Five minutes is a long time when it's -30F degrees. And there’s no way to make a quick run to reception if you need something. There was lots of prep before going outside, an exercise of pulling on clothes on top of clothes that resulted in sweating, cursing, and vowing to lose weight so that everything would not fit so tightly. After all that effort, we were rewarded with the opportunity to explore a winter wonderland. Surrounded by towering evergreens bound by ice and snow, the only sound was the crunching of our boots on hard-packed snow paths and snowshoes crashing through inches of fresh powder. In awe of the beauty of nature, we hardly noticed when everything froze, from our eyelashes and nose hairs to cameras and flashlights.
The Dog Sled Fiasco
The night was clear, ideal for spotting the aurora borealis. After shimmying into arctic suits and listening to instructions, we greeted our team of six energetic Huskies.
Because we manned the first sled, we had to set the pace for everyone else. The trainer coaxed our team to start, and the guide took off on his snow mobile. I eagerly braced for rapid acceleration — nothing happened. First there was a fight between two dogs in front, so the trainer brought out another dog. Before going five feet, the dogs were at it again. The trainer took away a frazzled dog, leaving us with five. We started again, but a dog at the back kept sitting down in protest — he was not up for chauffeuring tourists around that evening.

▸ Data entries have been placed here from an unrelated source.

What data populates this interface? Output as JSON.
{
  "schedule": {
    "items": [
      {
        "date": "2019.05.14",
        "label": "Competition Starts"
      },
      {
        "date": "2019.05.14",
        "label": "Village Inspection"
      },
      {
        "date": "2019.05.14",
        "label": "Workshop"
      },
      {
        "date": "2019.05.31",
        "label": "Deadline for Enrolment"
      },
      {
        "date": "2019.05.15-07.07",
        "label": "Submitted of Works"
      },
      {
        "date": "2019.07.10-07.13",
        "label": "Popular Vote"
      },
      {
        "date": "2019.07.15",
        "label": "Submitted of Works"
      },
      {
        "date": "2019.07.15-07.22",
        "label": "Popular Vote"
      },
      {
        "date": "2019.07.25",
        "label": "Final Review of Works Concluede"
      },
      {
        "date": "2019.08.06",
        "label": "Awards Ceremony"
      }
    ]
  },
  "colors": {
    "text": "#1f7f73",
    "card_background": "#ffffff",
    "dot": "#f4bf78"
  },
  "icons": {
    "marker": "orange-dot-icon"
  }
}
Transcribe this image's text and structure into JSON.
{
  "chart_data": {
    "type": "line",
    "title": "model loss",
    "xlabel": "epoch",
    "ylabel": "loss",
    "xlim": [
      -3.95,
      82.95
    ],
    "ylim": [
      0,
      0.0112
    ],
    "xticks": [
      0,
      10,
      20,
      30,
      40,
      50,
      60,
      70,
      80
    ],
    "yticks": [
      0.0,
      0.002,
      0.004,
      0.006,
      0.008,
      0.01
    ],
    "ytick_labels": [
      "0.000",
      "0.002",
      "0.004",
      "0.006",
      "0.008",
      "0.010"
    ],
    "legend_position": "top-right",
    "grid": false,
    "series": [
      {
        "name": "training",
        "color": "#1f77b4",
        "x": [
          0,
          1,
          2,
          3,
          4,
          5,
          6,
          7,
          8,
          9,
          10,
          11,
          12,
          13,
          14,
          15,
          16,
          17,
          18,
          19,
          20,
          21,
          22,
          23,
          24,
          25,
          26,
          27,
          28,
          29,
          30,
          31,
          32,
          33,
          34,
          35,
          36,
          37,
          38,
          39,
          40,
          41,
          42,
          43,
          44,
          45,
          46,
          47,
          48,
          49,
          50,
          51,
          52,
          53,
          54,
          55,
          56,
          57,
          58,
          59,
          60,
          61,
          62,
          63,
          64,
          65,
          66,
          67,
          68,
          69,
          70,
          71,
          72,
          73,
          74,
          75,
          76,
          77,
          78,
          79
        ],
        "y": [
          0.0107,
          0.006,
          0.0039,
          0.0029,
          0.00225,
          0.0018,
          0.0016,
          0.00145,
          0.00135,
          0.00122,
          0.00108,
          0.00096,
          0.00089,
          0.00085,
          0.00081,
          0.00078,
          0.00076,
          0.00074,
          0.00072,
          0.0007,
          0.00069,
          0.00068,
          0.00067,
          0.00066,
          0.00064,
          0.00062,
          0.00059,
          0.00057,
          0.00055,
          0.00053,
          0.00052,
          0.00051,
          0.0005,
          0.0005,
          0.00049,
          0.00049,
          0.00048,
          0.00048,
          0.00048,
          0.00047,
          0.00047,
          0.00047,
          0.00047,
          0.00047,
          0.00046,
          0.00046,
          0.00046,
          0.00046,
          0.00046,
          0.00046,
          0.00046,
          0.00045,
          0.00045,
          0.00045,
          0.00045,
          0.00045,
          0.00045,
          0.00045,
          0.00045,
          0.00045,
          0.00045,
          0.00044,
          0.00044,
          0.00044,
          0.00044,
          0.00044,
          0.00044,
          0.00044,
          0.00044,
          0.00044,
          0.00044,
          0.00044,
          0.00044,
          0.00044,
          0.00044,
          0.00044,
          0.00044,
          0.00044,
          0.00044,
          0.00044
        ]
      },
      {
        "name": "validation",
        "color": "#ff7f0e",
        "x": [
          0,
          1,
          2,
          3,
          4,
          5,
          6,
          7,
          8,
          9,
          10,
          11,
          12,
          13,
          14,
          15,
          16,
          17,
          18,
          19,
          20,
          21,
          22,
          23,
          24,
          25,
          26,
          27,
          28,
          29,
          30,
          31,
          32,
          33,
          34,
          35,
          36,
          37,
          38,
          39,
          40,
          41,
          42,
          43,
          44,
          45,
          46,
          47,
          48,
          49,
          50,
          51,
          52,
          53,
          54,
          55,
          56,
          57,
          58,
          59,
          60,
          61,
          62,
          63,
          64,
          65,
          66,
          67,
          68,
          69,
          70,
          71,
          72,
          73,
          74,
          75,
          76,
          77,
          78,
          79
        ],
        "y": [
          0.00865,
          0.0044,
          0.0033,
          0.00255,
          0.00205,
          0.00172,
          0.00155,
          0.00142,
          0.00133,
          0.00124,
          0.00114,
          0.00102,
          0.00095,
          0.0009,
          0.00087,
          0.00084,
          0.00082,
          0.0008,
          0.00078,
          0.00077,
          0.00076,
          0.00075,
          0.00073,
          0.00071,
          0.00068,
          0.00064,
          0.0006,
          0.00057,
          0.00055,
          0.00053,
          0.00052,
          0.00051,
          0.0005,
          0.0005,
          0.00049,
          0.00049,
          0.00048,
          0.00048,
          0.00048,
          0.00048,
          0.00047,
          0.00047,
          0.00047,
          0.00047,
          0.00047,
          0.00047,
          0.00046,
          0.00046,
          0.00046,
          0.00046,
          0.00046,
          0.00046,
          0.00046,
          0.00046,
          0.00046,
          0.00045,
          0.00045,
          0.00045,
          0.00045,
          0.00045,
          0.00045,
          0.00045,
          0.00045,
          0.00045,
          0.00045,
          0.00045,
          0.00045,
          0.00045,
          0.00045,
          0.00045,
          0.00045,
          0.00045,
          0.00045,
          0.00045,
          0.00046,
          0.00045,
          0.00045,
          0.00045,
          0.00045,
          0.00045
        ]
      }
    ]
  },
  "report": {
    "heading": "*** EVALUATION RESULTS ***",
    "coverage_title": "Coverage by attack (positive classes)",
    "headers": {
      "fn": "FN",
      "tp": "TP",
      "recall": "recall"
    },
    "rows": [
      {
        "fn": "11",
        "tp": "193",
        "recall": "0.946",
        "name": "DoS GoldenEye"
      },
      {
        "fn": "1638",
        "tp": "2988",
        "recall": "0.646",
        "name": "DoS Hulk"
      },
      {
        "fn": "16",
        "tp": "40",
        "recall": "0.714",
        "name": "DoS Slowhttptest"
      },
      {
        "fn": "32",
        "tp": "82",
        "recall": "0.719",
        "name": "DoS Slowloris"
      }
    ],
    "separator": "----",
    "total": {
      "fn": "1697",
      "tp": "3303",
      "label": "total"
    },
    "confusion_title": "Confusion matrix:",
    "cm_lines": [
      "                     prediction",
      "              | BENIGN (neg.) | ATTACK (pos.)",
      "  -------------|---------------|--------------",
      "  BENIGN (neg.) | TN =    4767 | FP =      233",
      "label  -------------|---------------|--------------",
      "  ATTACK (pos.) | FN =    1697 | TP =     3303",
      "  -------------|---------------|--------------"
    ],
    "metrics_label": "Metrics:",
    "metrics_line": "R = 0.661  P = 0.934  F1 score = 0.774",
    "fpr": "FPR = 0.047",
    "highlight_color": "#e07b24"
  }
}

Now there were only four dogs working overtime to pull us across the wilderness. They found their pace, and my husband pushed, leaned into the curves, and braked on downhills. I rode and watched the horizon, searching, hoping for lights.
There wasn’t a postcard-perfect spectacular showing that night and I don’t have any decent photos to brag about, but we did see a veil of green cover the dark sky.
The Exhilaration of Snowmobiling
When we arrived for a snowmobiling tour on our last night in Finland, the chances of a Northern Lights sighting were nonexistent; it was cloudy and had been snowing all day. So I focused on speeding through the darkness while my husband hugged my waist. I plowed down narrow paths with high snow banks on either side; it was like barreling down an Olympic luge.
To maintain the required distance of 20 meters between snowmobiles, I dropped far behind before hitting the gas to close the gap. Periodically, I yelled to duck for overhanging tree limbs made visible by the headlights. At one point, I failed to warn my husband to lean right to avoid a branch — whoops! The moment of impact was recorded by his iPhone. Luckily, no phones or husbands were harmed while making the video.
After snowmobiling, we returned to our warm cabin, our flashlight illuminating the snow, which glistened like the facets of gemstones. We had survived three nights of winter at the Arctic Circle, and it had been incredible. But we conceded that this Texas girl did not have what it takes to live there.